SAVANNAH, GA (WTOC) - The other day, I was having a conversation with someone, and we were discussing the differences between Savannah and Charleston.
Both are port cities filled with Southern charm and incredible history. Where the similarities diverge, however subtle it may be, is Savannah’s moniker and reputation as the Hostess City.
Savannah has been more accepting of change, even if it has been a tad reluctant at times. I recognize as someone who’s live here for 20 years, I’m still considered a newcomer, but I also recognized that in my 20 years here, I’ve never been considered an outsider.
Probably the greatest example of this welcoming spirit is found in the history of an organization that’s in the midst of celebrating its 40th anniversary.

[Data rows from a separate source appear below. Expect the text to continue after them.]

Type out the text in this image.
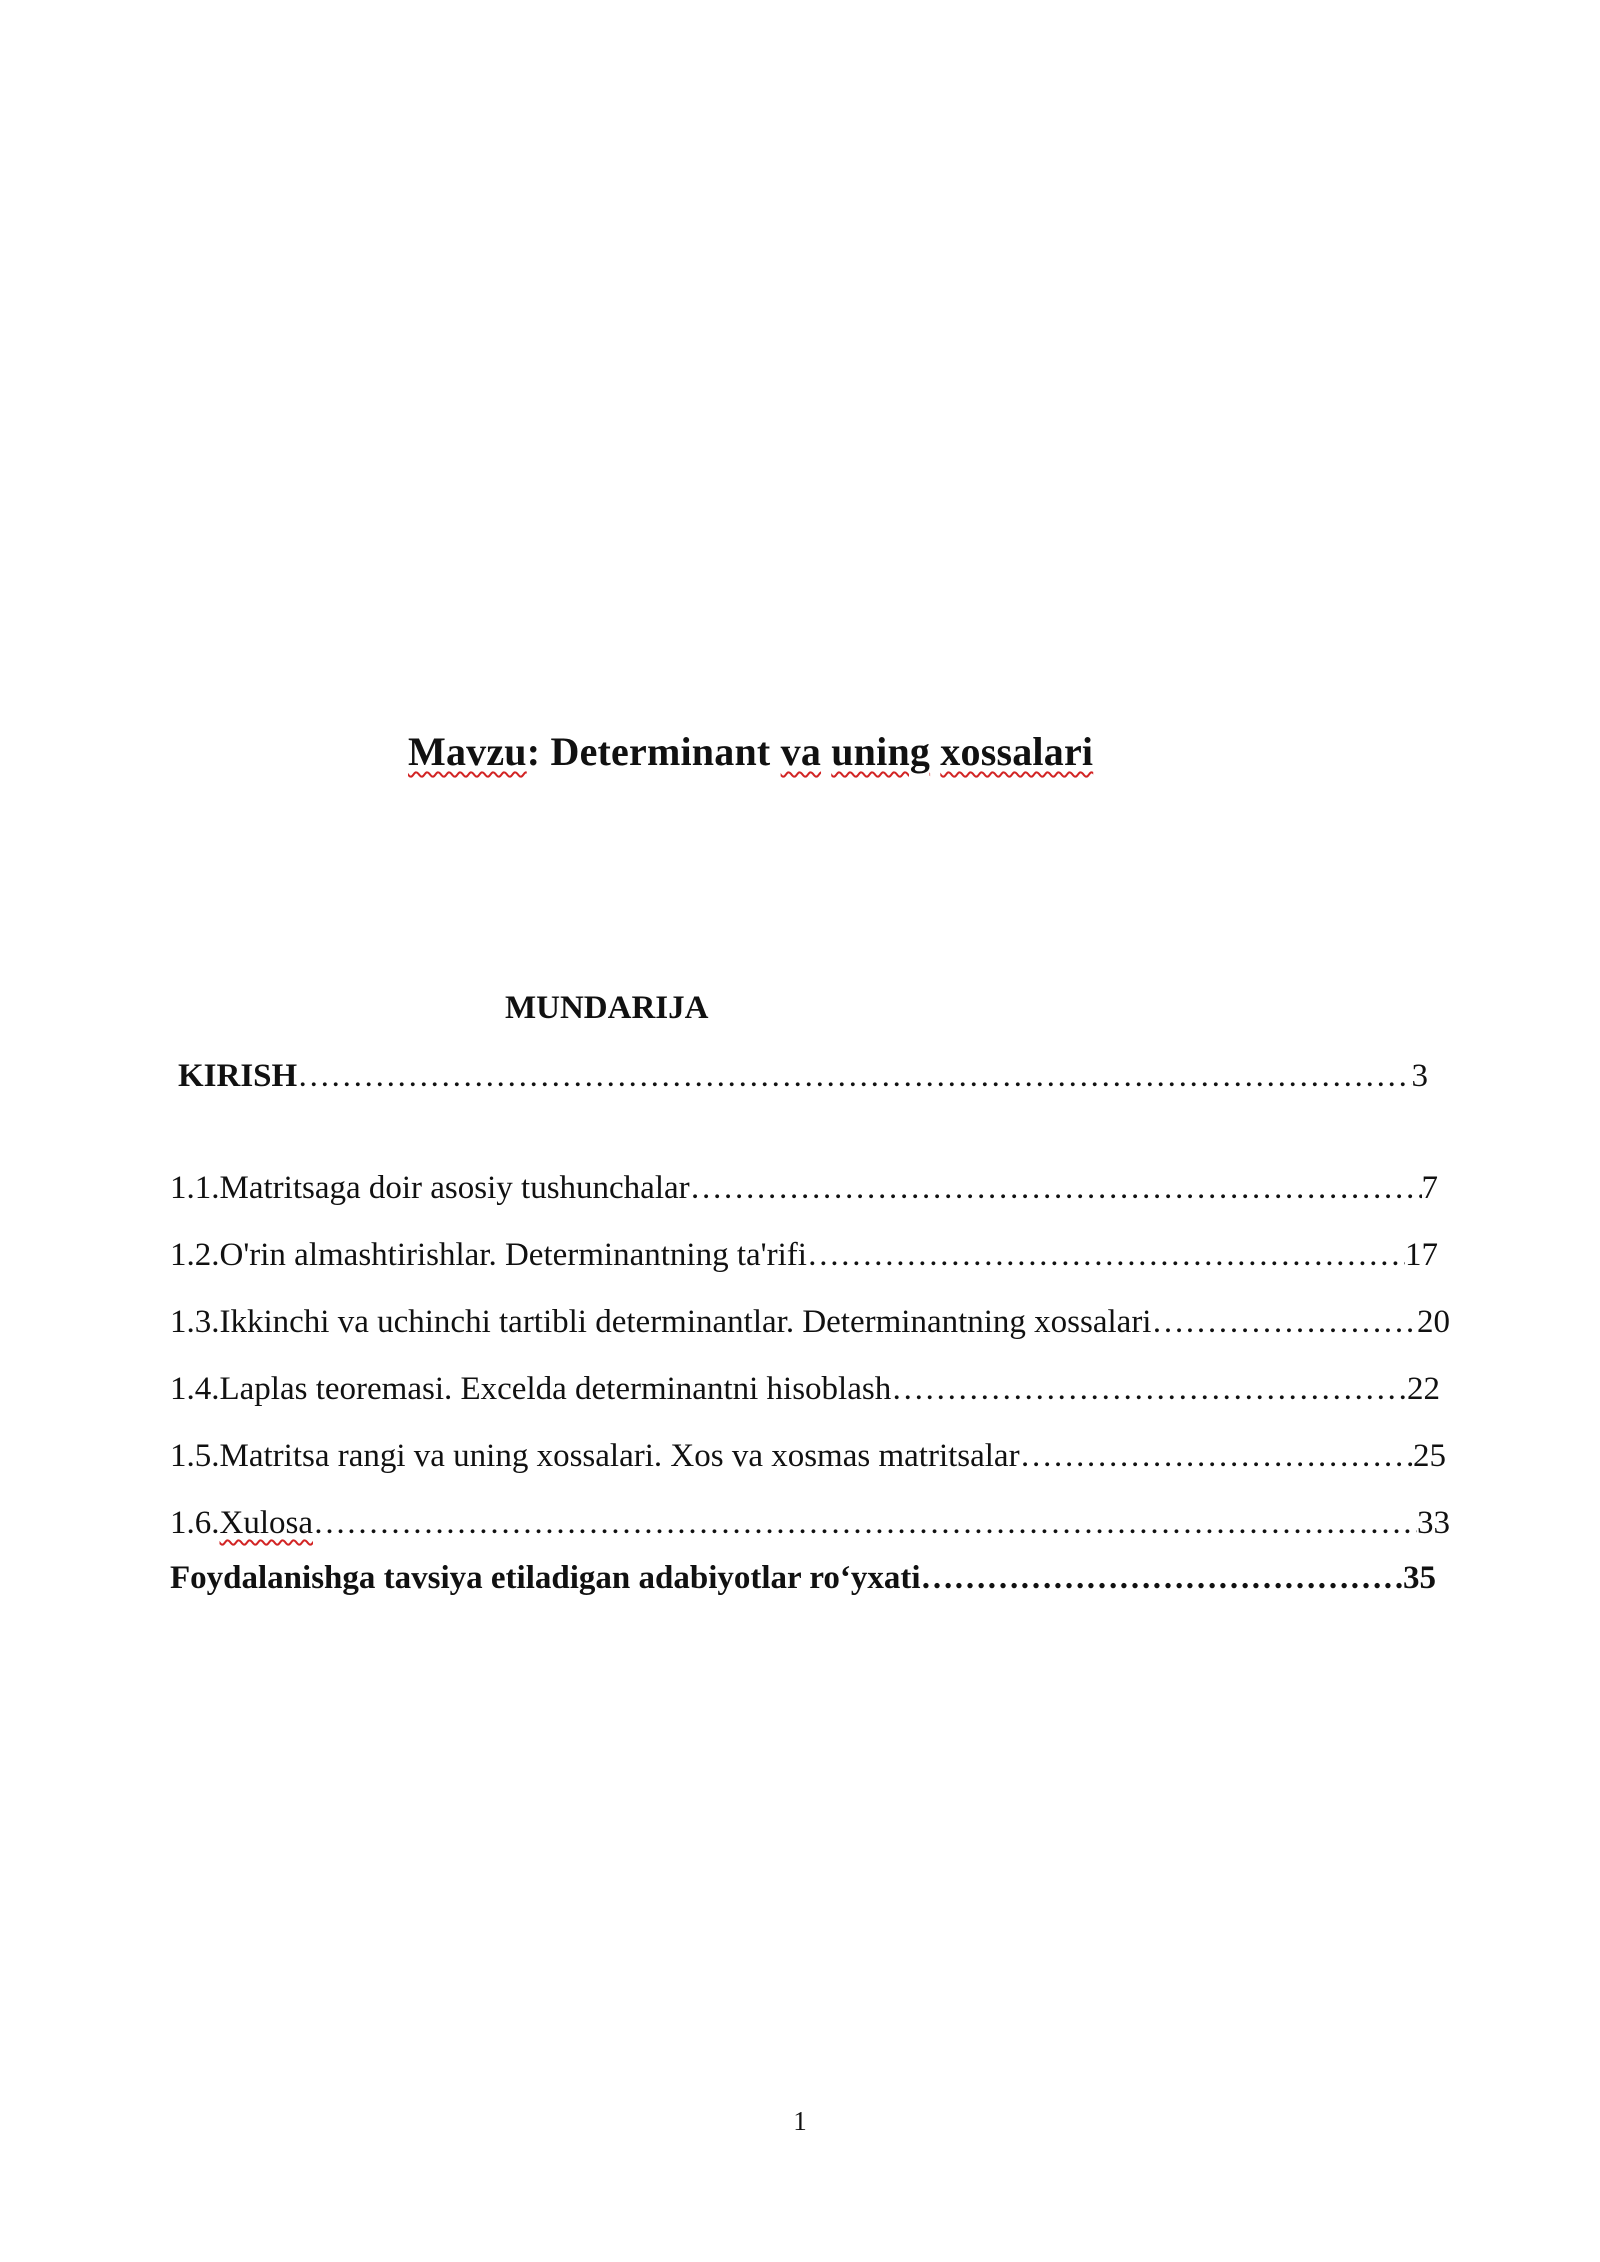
Mavzu: Determinant va uning xossalari
MUNDARIJA
KIRISH ……………………………………………………………………………………………………………………………………………………………………………	3
1.1. Matritsaga doir asosiy tushunchalar ……………………………………………………………………………………………………………………………………………………………………………	7
1.2. O'rin almashtirishlar. Determinantning ta'rifi ……………………………………………………………………………………………………………………………………………………………………………	17
1.3. Ikkinchi va uchinchi tartibli determinantlar. Determinantning xossalari ……………………………………………………………………………………………………………………………………………………………………………	20
1.4. Laplas teoremasi. Excelda determinantni hisoblash ……………………………………………………………………………………………………………………………………………………………………………	22
1.5. Matritsa rangi va uning xossalari. Xos va xosmas matritsalar ……………………………………………………………………………………………………………………………………………………………………………	25
1.6. Xulosa ……………………………………………………………………………………………………………………………………………………………………………	33
Foydalanishga tavsiya etiladigan adabiyotlar ro‘yxati ……………………………………………………………………………………………………………………………………………………………………………	35
1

In the fall of 1979, the Savannah College of Art and Design opened its doors to its inaugural class of 71 students and a handful of teachers and administrators. Using the money she made from selling her yellow VW bug, Paula Wallace, along with Richard Rowan, and May and Paul Poetter, started the private school for the arts in a restored, historic Volunteer Guard Armory.
Today, four decades later, with dozens of preservations of historic buildings, SCAD now boasts of an enrollment of 15,000 students, hundreds of professors, and campuses in Savannah, Atlanta, Hong Kong, and France.

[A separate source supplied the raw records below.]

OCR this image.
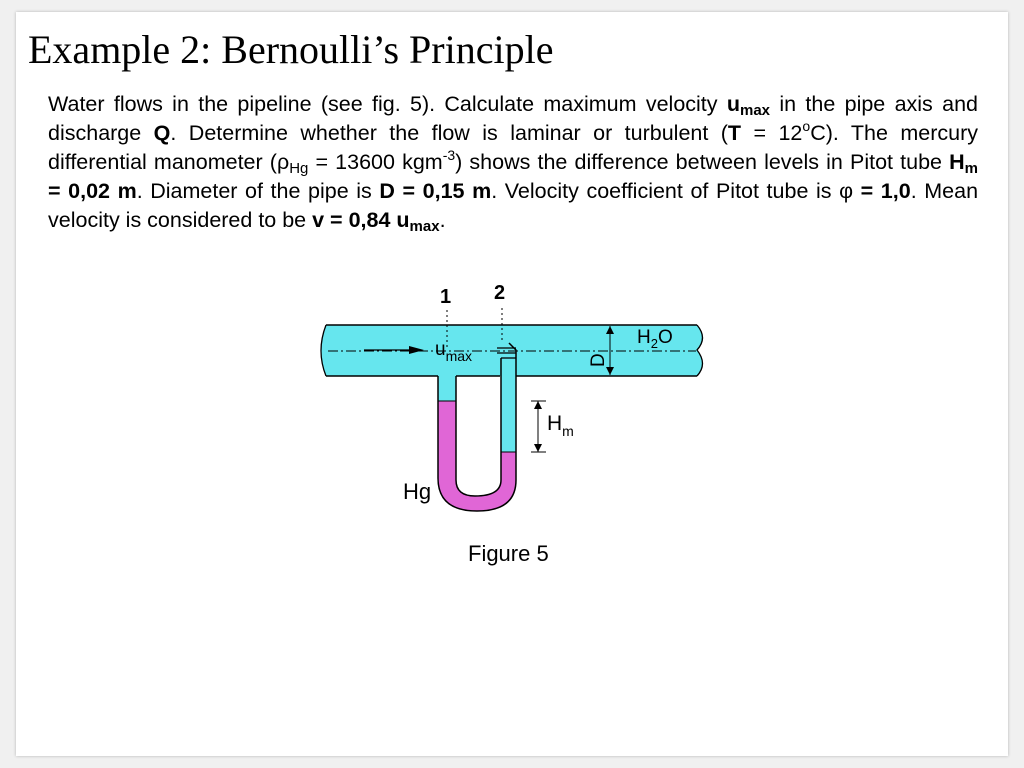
Example 2: Bernoulli’s Principle
Water flows in the pipeline (see fig. 5). Calculate maximum velocity $u_{max}$ in the pipe axis and discharge Q. Determine whether the flow is laminar or turbulent $(T = 12^oC)$. The mercury differential manometer ($\rho_{Hg} = 13600$ kgm$^{-3}$) shows the difference between levels in Pitot tube $H_m = 0,02$ m. Diameter of the pipe is D = 0,15 m. Velocity coefficient of Pitot tube is φ = 1,0. Mean velocity is considered to be v = 0,84 $u_{max}$.
1 2
umax	D
$H_2O$
Hm
Hg
Figure 5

Consider this: SCAD has been, and will continue to be, a vital key to the success of Savannah. The school serves a multi-level purpose for our overall well-being. From a world renowned Film Festival, to world class arts in our streets and in our parks and an economic boom that’s fueled by the incredible injection of youth and energy into our downtown, SCAD does what no one else can: honor our rich history while simultaneously enriching our promising future.